Logan is a bit like the latter, and although she has me, the loud mouth extrovert demanding care, I am concerned that some times she tries too hard to be too strong all the time.

Having shared that, she does cry from time to time and today was one of those times. She cried not because she is sick, or angry or tired but because her hair is falling out again. She doesn’t have a lot of hair, (it is actually more like peach fuzz) but it was enough to make her feel normal-ish. It brought her a tiny bit of happiness to fluff it up and wear headbands from lululemon like her friends. It made her feel human.

Cancer is physically hard on the body, but what is harder is how it chips away slowly at your mind. It is a bully that over time wears you down. Hair isn’t the most important thing, we all know that. But being bald just reinforces you are sick- and all the cute hats, great wigs and extra makeup in the world doesn’t change that.

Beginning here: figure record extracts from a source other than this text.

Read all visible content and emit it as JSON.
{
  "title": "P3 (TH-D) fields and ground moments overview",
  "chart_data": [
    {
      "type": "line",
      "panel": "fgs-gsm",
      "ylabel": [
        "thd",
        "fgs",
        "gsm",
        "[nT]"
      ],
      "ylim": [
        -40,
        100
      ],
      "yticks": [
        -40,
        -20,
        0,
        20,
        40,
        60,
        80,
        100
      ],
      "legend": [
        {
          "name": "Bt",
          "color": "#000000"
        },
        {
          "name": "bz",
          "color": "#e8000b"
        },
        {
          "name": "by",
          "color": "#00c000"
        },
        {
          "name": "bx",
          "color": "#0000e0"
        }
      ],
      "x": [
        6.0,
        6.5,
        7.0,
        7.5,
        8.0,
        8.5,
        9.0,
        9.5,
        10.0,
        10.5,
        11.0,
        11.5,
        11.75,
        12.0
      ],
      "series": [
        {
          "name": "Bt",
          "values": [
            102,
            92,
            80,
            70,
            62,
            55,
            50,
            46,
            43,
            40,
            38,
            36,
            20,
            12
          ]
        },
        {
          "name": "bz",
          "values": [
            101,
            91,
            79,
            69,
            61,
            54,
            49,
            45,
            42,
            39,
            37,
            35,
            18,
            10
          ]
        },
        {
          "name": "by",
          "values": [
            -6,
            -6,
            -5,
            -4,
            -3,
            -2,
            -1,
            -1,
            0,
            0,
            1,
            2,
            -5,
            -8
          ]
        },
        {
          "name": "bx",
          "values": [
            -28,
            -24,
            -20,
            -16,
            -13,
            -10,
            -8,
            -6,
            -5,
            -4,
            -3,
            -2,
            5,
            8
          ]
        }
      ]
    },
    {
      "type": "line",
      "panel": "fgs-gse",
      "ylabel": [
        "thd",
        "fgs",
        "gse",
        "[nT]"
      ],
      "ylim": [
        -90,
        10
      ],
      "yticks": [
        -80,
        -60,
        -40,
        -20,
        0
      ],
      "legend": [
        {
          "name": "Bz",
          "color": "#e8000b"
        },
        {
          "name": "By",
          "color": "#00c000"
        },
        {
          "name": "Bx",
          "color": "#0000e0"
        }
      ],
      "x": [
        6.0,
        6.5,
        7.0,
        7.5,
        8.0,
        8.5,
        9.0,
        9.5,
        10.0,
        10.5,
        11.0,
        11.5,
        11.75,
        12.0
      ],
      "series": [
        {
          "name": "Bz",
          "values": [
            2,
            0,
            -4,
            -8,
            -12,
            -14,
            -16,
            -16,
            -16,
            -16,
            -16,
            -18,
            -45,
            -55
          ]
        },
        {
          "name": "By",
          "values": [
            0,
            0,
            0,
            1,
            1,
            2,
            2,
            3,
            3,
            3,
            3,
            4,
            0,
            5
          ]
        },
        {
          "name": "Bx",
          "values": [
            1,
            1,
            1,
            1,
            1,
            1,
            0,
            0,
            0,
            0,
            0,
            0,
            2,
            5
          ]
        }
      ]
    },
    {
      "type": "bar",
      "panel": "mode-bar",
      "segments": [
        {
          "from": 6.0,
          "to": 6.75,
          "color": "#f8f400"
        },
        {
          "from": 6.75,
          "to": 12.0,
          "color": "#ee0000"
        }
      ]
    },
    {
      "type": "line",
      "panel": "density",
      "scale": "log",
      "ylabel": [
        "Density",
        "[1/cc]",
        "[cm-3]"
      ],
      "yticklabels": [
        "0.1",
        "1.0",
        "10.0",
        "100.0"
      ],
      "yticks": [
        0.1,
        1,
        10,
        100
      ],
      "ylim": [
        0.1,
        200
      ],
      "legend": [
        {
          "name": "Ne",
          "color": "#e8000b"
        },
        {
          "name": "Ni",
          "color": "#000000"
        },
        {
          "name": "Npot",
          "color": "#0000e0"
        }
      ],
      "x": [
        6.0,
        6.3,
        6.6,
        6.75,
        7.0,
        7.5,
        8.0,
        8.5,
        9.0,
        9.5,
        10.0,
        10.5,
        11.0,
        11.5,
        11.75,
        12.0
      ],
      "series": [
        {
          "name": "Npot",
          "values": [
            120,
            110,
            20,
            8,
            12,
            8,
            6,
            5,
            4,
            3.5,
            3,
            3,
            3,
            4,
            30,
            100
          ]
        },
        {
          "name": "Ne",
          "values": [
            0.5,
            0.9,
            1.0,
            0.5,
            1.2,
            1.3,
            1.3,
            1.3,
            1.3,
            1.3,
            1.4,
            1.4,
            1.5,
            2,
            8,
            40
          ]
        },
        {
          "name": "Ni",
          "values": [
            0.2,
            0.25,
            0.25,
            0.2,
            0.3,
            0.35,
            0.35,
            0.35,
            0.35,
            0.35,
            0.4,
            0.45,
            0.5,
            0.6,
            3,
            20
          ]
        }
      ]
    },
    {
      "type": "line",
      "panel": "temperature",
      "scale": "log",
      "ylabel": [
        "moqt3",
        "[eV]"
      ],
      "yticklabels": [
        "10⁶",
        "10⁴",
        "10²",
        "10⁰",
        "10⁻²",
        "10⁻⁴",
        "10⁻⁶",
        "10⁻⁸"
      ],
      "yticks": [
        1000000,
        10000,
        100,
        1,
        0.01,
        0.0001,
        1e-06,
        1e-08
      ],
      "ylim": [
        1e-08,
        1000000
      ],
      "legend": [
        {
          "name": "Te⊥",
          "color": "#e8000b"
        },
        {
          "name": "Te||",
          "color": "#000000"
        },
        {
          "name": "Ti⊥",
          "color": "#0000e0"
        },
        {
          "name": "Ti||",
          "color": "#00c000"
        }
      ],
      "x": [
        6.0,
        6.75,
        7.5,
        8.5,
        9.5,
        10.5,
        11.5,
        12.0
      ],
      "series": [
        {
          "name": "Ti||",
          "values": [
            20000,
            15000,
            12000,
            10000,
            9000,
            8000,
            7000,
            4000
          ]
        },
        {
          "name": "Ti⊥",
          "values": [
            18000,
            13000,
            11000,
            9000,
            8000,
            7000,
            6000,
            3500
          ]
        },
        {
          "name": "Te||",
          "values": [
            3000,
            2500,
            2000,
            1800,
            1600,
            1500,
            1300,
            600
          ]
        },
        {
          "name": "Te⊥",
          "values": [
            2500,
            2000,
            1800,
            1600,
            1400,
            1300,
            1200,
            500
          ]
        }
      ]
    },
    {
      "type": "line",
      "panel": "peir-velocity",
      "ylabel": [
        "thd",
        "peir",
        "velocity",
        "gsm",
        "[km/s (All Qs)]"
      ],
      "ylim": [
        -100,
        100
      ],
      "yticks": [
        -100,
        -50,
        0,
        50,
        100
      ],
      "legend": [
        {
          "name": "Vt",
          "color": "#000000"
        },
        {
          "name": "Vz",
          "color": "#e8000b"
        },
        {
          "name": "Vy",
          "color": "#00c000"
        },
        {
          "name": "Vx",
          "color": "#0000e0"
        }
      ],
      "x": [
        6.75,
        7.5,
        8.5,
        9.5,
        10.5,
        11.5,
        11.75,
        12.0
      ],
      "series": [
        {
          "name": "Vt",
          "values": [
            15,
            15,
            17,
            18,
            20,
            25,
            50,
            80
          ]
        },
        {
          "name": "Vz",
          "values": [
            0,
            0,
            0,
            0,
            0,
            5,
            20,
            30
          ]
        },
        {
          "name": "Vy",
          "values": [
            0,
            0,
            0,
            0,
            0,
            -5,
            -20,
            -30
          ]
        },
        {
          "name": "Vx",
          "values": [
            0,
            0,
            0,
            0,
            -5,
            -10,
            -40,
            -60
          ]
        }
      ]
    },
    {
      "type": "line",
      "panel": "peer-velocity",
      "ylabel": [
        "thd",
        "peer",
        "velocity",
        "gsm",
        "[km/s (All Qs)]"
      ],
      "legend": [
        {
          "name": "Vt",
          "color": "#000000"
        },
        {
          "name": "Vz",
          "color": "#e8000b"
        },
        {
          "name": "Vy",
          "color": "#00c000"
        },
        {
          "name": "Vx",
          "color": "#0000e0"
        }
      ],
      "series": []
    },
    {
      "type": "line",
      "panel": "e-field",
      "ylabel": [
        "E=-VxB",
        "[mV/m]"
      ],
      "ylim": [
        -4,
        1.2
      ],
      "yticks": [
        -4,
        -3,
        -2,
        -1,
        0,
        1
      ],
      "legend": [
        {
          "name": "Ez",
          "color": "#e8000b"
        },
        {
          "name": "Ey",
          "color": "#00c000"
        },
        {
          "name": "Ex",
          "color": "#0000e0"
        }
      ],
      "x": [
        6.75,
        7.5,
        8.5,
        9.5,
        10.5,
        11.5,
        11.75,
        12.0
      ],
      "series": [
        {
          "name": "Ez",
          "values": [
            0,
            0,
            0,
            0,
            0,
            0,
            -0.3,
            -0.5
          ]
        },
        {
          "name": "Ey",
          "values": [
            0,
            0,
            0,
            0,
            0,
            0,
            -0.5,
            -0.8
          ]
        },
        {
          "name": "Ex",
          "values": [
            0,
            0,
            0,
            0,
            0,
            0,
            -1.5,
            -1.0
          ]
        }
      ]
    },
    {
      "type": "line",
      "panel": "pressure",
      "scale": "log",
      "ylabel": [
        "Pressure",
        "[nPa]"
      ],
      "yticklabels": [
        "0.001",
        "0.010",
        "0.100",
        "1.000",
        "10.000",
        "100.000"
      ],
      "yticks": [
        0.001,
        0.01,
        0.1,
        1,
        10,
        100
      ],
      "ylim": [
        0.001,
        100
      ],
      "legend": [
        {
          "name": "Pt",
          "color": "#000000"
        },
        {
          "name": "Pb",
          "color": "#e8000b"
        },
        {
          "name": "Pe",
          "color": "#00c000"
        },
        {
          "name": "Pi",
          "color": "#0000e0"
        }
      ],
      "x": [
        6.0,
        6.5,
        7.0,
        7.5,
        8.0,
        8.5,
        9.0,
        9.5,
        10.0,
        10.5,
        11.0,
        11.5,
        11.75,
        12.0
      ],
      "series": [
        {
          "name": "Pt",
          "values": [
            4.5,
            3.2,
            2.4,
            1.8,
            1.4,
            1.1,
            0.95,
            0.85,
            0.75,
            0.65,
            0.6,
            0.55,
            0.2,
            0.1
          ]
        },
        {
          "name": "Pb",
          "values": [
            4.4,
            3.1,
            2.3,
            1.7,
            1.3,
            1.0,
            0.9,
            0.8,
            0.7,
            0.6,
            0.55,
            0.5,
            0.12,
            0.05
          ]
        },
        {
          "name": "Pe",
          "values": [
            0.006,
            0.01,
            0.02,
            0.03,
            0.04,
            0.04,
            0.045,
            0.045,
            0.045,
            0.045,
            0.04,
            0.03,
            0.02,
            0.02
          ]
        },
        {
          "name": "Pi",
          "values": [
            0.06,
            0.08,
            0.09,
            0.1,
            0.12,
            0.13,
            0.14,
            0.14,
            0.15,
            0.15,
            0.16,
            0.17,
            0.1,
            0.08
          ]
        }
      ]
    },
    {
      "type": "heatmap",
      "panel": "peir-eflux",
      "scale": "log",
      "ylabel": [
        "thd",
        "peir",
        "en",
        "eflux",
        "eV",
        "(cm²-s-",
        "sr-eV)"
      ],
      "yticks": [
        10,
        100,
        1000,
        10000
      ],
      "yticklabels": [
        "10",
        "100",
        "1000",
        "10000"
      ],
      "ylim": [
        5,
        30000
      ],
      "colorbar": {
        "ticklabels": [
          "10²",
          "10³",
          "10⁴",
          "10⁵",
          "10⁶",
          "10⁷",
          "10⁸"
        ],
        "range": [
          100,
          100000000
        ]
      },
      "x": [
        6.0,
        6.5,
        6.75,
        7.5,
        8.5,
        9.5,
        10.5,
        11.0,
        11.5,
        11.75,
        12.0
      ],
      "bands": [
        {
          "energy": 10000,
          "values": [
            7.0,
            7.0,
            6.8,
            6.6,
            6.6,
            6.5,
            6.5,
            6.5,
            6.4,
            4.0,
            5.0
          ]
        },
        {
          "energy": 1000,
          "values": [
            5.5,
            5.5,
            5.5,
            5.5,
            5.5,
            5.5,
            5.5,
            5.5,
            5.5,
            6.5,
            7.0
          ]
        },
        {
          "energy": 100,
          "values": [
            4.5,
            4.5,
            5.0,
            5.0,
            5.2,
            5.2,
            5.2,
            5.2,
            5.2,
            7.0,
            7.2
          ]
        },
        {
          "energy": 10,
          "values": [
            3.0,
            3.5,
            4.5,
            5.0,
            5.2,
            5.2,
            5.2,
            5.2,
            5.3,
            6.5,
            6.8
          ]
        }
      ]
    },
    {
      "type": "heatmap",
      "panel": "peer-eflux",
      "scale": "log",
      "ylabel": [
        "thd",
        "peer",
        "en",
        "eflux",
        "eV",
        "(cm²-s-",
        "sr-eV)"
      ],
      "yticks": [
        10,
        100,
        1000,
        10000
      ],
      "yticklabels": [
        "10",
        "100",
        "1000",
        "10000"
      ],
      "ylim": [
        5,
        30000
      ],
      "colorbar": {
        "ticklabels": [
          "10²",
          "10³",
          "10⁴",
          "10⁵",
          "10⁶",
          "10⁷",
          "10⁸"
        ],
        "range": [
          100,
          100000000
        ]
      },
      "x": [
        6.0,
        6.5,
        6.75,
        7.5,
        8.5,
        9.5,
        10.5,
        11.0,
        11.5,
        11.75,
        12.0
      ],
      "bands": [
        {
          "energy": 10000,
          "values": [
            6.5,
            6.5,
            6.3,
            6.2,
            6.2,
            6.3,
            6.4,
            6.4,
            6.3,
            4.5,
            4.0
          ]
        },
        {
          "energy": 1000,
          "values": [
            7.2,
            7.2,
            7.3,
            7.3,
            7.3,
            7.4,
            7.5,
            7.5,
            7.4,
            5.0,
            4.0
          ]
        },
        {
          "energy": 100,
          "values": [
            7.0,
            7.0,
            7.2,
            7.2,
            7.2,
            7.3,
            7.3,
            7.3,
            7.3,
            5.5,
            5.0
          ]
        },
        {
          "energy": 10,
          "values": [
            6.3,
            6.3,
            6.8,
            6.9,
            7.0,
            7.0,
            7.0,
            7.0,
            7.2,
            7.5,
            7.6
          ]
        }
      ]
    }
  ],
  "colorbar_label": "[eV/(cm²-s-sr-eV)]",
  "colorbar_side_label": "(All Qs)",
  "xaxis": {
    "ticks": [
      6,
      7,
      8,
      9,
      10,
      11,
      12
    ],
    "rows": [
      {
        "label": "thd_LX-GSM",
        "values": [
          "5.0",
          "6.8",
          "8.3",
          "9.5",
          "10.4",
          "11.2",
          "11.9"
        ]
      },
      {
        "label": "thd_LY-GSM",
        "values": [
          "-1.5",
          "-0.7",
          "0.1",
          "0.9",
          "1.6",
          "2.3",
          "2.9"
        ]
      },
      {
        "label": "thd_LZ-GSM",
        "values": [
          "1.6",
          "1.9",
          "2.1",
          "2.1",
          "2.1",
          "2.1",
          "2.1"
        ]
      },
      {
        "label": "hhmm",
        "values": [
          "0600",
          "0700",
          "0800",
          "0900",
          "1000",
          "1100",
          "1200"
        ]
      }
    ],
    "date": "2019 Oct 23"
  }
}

We have been told that the area where she received the mega boost of treatment may cause her to be permanently bald. We are hoping that won’t be case. The rest of her hair should grow back, but thinner. Unfortunately we won’t know how thin for a long time yet because chemo starts just 5 weeks after we finish radiation and will last well over a year.

So, that is it, hair or no hair- joke or no joke we must carry on, this cruel reality is not an April fools day prank- these days it is our life.